Estimation of the best number of clusters using the Kamila algorithm
Source:R/mod_kstar.R
mod_kstar.Rd
Estimation of best number of clusters using the Kamila algorithm on the training set.
Arguments
- PARAM_KAMILA
data frame with all needed parameters for the Kamila method, from which the following parameters are used:
numberofclusters
: The number of clusters returned by the algorithm, i.e. sequence indicating the number of clusters which should be investigated to extract the optimal number of clusters.numinit
: The number of initializations used.maxiter
: The maximum number of iterations in each run.calcnumclust
: Character: Method for selecting the number of clusters.

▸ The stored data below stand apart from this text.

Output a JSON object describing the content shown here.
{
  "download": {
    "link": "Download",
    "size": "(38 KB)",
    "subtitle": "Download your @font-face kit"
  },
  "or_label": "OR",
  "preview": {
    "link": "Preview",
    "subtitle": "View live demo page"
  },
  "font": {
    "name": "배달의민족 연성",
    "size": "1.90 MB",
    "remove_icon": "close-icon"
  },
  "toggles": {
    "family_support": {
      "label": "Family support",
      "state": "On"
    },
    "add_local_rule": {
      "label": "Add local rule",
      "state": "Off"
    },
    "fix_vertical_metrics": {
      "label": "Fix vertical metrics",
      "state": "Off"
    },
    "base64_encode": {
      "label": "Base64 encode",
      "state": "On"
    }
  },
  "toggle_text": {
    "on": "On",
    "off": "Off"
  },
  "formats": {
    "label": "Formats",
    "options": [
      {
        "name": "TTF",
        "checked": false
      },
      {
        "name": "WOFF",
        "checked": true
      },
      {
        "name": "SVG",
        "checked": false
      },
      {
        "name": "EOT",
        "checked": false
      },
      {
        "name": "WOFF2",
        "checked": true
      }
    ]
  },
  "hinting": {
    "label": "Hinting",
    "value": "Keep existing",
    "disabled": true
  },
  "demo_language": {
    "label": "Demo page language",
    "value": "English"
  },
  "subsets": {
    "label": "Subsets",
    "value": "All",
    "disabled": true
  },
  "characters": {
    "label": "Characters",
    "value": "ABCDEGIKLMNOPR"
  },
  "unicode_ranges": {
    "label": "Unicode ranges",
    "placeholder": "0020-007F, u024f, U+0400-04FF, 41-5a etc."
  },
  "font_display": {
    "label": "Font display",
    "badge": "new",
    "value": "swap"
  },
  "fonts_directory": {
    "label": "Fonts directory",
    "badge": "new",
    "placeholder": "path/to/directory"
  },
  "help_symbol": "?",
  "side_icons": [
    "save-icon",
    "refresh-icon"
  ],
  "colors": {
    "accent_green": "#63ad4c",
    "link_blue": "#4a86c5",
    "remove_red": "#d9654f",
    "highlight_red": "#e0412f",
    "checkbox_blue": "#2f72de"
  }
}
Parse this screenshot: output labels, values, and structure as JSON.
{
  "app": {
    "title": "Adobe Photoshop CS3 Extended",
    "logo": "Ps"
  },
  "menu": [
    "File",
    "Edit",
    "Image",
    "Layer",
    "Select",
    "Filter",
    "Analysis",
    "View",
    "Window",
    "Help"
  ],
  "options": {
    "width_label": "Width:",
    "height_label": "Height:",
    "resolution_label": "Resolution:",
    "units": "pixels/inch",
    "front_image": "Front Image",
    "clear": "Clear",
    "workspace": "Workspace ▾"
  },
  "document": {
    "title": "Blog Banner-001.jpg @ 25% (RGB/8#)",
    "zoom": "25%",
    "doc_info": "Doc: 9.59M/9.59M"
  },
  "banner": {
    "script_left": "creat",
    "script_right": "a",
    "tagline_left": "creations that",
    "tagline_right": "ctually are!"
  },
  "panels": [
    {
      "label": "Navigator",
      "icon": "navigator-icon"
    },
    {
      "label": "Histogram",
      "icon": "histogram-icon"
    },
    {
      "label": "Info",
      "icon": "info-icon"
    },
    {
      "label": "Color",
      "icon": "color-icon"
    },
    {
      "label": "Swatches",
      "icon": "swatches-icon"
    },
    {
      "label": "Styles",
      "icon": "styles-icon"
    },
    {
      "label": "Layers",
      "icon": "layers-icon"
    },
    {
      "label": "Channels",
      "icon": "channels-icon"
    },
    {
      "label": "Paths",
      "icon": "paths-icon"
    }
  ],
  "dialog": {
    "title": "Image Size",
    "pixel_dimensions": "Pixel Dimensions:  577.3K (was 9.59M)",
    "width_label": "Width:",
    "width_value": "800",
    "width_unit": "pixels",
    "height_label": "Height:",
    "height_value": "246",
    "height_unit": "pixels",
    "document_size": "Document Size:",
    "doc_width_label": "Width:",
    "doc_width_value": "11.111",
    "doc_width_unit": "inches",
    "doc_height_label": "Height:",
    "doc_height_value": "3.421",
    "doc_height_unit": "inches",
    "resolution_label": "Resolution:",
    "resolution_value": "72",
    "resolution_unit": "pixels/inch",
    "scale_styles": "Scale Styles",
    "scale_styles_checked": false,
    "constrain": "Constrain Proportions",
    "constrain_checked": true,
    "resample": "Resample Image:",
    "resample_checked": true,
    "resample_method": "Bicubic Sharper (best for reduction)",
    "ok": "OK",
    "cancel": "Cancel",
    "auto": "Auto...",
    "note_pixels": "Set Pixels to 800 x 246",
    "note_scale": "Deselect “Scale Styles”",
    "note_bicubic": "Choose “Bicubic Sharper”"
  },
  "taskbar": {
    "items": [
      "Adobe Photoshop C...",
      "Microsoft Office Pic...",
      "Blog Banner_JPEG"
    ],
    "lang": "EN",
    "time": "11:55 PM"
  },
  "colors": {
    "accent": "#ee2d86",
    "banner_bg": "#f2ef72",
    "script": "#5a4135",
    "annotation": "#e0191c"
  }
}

Setting calcNumClust to ’ps’ uses the prediction strength method of Tibshirani &Walther (J. of Comp. and Graphical Stats. 14(3), 2005).pred_threshold
: Threshold fixed to 0.8 for well separated clusters, i.e. not overlapping.
- CATEG_DF_TS
Training set of the pension register containing all categorical variables as factors.
- CONT_DF_TS
Training set of the pension register containing all the continuous variables.
- list
List of input data frames.
Value
a tidylist containing the following tidy data frames:
KM_RES
Data frame containing the results of the clustering.PARAM_KAMILA
Data frame with the updated kstar parameter.